The applicant states that according to INAB, disclosure of the records is prohibited by EU Law. He states that this argument would be acceptable if the named laboratory was not UK owned. He states as we are in a post-Brexit era, the interests of a UK owned company should not take precedence over the interests of Irish citizens who are EU citizens. The applicant states that the laboratory approaches INAB for accreditation and this accreditation is not a legal requirement for them to carry out milk testing for payment. He states that INAB, a publicly funded body, is placing the commercial interests of a UK owned company over the interests of thousands of Irish Dairy Farmers who have been given no transparency on testing by this laboratory.

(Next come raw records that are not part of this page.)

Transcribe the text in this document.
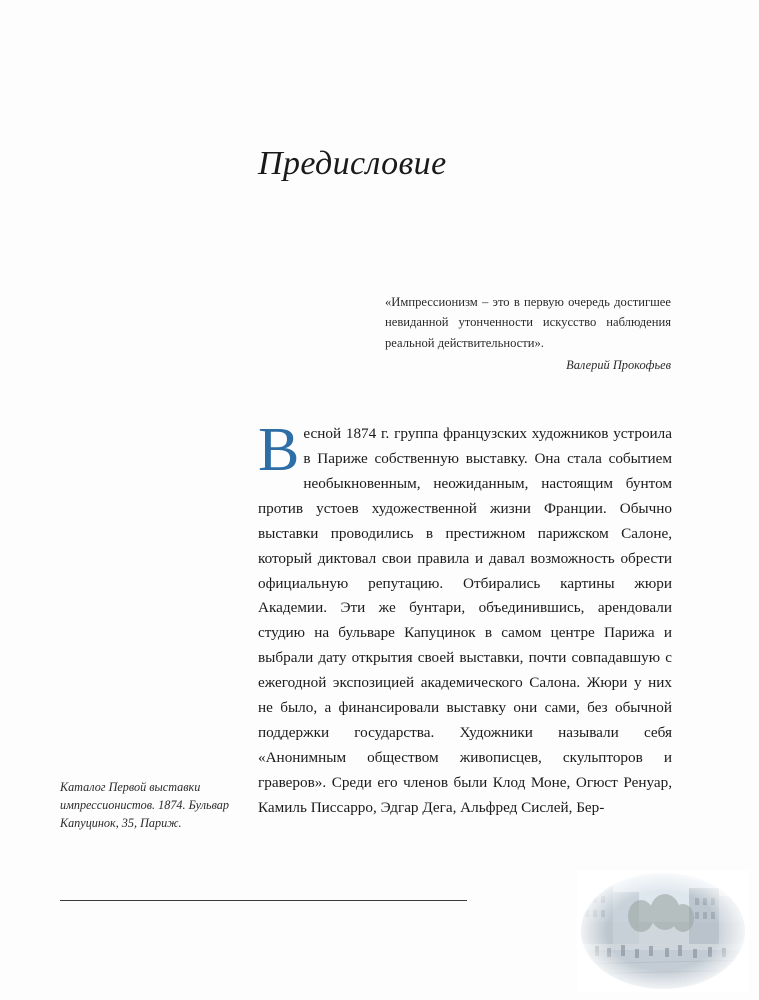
Предисловие
«Импрессионизм – это в первую очередь достигшее невиданной утонченности искусство наблюдения реальной действительности».
Валерий Прокофьев
Весной 1874 г. группа французских художников устроила в Париже собственную выставку. Она стала событием необыкновенным, неожиданным, настоящим бунтом против устоев художественной жизни Франции. Обычно выставки проводились в престижном парижском Салоне, который диктовал свои правила и давал возможность обрести официальную репутацию. Отбирались картины жюри Академии. Эти же бунтари, объединившись, арендовали студию на бульваре Капуцинок в самом центре Парижа и выбрали дату открытия своей выставки, почти совпадавшую с ежегодной экспозицией академического Салона. Жюри у них не было, а финансировали выставку они сами, без обычной поддержки государства. Художники называли себя «Анонимным обществом живописцев, скульпторов и граверов». Среди его членов были Клод Моне, Огюст Ренуар, Камиль Писсарро, Эдгар Дега, Альфред Сислей, Бер-
Каталог Первой выставки импрессионистов. 1874. Бульвар Капуцинок, 35, Париж.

It is important to note that there is no public interest test in section 41 of the FOI Act. I cannot therefore consider whether the public interest would be served by release of the records when examining whether they are exempt under section 41 of the Act. It is also important to note that records at issue are held by the HSA, which is an FOI Body. The fact that the records concern a company, whose owners might be from outside the EU, is not a factor that I can take into consideration under the FOI Act.
I understand that the accreditation process is an independent third-party assessment of the technical competence of organisations for defined testing activities against internationally recognised standards. I also understand that an INAB laboratory assessment involves an investigation into how a laboratory performs particular tests and that INAB will examine the test methods used, witness the method being performed by a laboratory technician and then describe what was seen in the assessment report. As outlined above, the applicant has sought access to assessment reports as well as non-conformity reports issued by INAB to a named milk laboratory.

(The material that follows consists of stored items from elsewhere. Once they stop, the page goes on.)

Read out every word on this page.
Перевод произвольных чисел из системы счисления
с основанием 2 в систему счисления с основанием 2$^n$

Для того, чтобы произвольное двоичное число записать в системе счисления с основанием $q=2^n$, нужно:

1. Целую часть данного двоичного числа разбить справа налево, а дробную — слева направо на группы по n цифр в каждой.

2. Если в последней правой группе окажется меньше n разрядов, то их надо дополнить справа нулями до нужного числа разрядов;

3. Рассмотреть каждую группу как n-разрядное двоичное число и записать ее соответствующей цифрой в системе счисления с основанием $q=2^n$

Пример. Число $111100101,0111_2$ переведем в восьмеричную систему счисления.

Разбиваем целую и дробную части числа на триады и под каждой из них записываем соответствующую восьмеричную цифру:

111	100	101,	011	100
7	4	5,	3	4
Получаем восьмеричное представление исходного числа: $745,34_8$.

I accept that INAB is obliged to safeguard the confidentiality of information it obtains in the course of performing its functions under the Accreditation Regulation. I also accept that the records at issue were created from information obtained during INAB assessments carried out under the Accreditation Regulation. In my view, the release of assessment reports and non-conformity reports is prohibited having regard to Articles 8(4) and 11(1) of the Accreditation Regulation and the relevant harmonised standard referred to in the Accreditation Regulation. I find, therefore, that section 41(1)(a) applies and that the HSA was justified in refusing access to the records sought pursuant to that provision.
Given that I find the records at issue to be exempt from release under section 41(1)(a) of the FOI Act, I do not consider it necessary to determine whether sections 30(1)(a), 35(1)(a) or (b) or 36(1)(b) also apply to the records at issue.

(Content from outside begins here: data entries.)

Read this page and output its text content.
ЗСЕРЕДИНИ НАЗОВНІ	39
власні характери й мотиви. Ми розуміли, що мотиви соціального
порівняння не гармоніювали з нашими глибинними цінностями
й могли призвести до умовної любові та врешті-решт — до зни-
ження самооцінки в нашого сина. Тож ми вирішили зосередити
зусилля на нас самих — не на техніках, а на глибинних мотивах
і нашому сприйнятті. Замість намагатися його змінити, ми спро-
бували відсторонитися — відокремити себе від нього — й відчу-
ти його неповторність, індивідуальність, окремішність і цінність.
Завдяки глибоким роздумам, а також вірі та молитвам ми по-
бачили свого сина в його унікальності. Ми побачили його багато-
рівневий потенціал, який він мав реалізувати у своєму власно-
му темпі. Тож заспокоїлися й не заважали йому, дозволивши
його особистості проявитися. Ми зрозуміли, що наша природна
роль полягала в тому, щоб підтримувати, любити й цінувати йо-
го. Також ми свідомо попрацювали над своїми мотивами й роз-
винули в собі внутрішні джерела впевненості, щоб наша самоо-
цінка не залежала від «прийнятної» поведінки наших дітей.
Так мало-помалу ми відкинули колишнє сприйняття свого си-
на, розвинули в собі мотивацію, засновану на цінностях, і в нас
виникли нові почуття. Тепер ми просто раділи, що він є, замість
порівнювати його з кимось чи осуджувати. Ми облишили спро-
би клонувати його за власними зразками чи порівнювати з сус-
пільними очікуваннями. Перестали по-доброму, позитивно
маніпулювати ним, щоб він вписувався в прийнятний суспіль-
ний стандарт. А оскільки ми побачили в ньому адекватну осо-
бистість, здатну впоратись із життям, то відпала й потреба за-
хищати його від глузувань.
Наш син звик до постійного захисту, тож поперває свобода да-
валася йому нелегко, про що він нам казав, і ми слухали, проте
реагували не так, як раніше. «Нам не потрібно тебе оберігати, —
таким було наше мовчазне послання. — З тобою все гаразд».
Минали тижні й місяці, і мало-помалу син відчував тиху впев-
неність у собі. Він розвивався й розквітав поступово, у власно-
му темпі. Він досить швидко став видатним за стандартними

Having carried out a review under section 22(2) of the FOI Act, I hereby affirm the decision of the HSA to refuse access to further records, as described above, under section 15(1)(a) or (d) of the FOI Act. I also affirm the HSA’s decision to refuse access to assessment or non-conformity reports concerning the named laboratory under section 41(1)(a) of the FOI Act,
Section 24 of the FOI Act sets out detailed provisions for an appeal to the High Court by a party to a review, or any other person affected by the decision. In summary, such an appeal, normally on a point of law, must be initiated not later than four weeks after notice of the decision was given to the person bringing the appeal.